5.15 – goto statement

by subbu on September 25, 2013

goto statement in C language:

It is the control flow statement rarely being used by the programmers in very special cases. Most of the times, it is discouraged from usage because by using goto, programs will become unreadable and unreliable. In some difficult situations it seems so simple to use goto to send the control wherever you want. However, it is recommended to use if, if-else or switch case to solve the problem rather using goto.

The purpose of goto is to send the control wherever you want within the program. Say for example if we want to send the control from one location to another location then we name the target location with a label and the label is specified with the goto keyword. So that, the goto sends the control to the specified location by skipping the statements in between.
Here the label must be a valid identifier and terminated with a colon (:)

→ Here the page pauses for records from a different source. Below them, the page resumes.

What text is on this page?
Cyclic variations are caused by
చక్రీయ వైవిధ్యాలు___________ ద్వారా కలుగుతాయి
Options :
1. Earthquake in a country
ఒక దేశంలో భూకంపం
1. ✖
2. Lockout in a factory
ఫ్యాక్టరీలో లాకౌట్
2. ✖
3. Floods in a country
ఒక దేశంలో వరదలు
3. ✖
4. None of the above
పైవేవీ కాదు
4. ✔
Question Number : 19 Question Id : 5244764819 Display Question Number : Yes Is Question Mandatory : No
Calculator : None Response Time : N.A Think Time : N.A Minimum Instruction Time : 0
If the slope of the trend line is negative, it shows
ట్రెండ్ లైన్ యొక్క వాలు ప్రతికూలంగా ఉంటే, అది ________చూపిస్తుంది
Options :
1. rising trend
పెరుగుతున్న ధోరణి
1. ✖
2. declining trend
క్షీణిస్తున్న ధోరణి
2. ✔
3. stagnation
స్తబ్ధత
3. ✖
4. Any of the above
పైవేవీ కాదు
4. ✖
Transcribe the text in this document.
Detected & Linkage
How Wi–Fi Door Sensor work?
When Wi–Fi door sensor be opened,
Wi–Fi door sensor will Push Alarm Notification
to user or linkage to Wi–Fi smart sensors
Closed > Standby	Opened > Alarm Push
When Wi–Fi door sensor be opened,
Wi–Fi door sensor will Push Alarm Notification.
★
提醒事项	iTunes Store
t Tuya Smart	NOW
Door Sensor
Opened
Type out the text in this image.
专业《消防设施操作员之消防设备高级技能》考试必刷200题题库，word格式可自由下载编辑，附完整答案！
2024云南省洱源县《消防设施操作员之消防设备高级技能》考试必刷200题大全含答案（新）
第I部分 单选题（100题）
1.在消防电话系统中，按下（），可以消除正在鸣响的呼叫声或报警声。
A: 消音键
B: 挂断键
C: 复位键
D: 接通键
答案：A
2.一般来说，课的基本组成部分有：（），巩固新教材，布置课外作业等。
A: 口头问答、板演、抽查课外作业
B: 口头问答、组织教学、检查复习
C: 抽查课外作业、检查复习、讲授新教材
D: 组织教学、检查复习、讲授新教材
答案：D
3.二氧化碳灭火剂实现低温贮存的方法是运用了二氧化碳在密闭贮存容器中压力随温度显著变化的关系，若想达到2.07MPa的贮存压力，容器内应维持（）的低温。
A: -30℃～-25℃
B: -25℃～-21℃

goto statement in C language
Example:

#include<stdio.h>
int main()
{
 printf("One");
 printf("\nTwo");
 goto abc;               /* sends the control to abc: */
  printf("\nThree");
  printf("\nFour");
 abc:
 printf("\nFive");
 return 0;
}

Output:
Two
Five

Example explained:
The goto statement sends the control to the label “abc:” by skipping the statements in between. The statements printf(“\nThree”); and printf(“\nFour”); are not executed.

Example:

#include<stdio.h>
int main()
{
 if(10<20)
 {
   if(40!=50)
   {
     if(80>40)
       goto abc;
     printf("Hello");
   }
   printf("\nWorld");
 }
 abc:
 printf("\nEnd of program");
 return 0;
}

Output:
End of program

In this case, the goto is sending the control out of all the nested statements.

Example:


#include<stdio.h>
int main()
{
 fox:
   printf("CodingFox\t");
 goto fox;
 return 0;
}

Output:
CodingFox   CodingFox…

Example explained:
Here the goto statement is sending the control back to the 4th statement, results execution of printf() statement repeatedly. Executing a statement or block of statements repeatedly is called loop or iteration. Here the goto is generating an endless loop called unlimited loop or infinite loop.

Specification:
Print 10 to 15 natural numbers

#include<stdio.h>
int main()
{
 int n=10;
 abc:
   printf("\t%d",n);    /* printing n */
   n=n+1;                 /* incrementing by 1 */
 if(n<=15)
  goto abc;
return 0;
}

Output:
10      11      12      13      14      15

printing 10 to 15 natural number using goto

Example explained:
Here abc: and goto abc; forms a loop. The value of n is printed and incremented by 1 for every iteration as long as n is less than or equal to 15.

Specification:
Accept numbers one by one until zero is given and print the sum of them.

#include<stdio.h>
int main()
{
 int sum=0,n;
 printf("Enter numbers one by one and give 0 to stop:\n");
 first:
  scanf("%d",&n);
  if(n!=0)
  {
    sum=sum+n;
    goto first;
  }
 printf("Sum of all the numbers %d",sum);
 return 0;
}

Execution:
Enter numbers one by one and give 0 to stop:
34
56
78
0
Sum of all the numbers 168

adding numbers using goto

Example explained:
Here the label first: and goto first; forms a loop. For every iteration a new number is reading through scanf() and adding it to the sum. The control comes out of loop when n is 0.

goto can do impossible things!

Generally we can’t send the control into the conditional statement whose condition is false. But it can be done using the goto statement by violating the rules of control flow statements.

Example:

#include<stdio.h>
int main()
{
  goto abc;
  if(10>40)
  {
    abc:
     printf("Hello");
    goto pqr;
  }
 pqr:
 printf("\nWorld");
 return 0;
}

Output:
Hello
World

Example explained:
goto can do impossible things
In the above example goto could send the control into the “if selection statement” whose condition is false.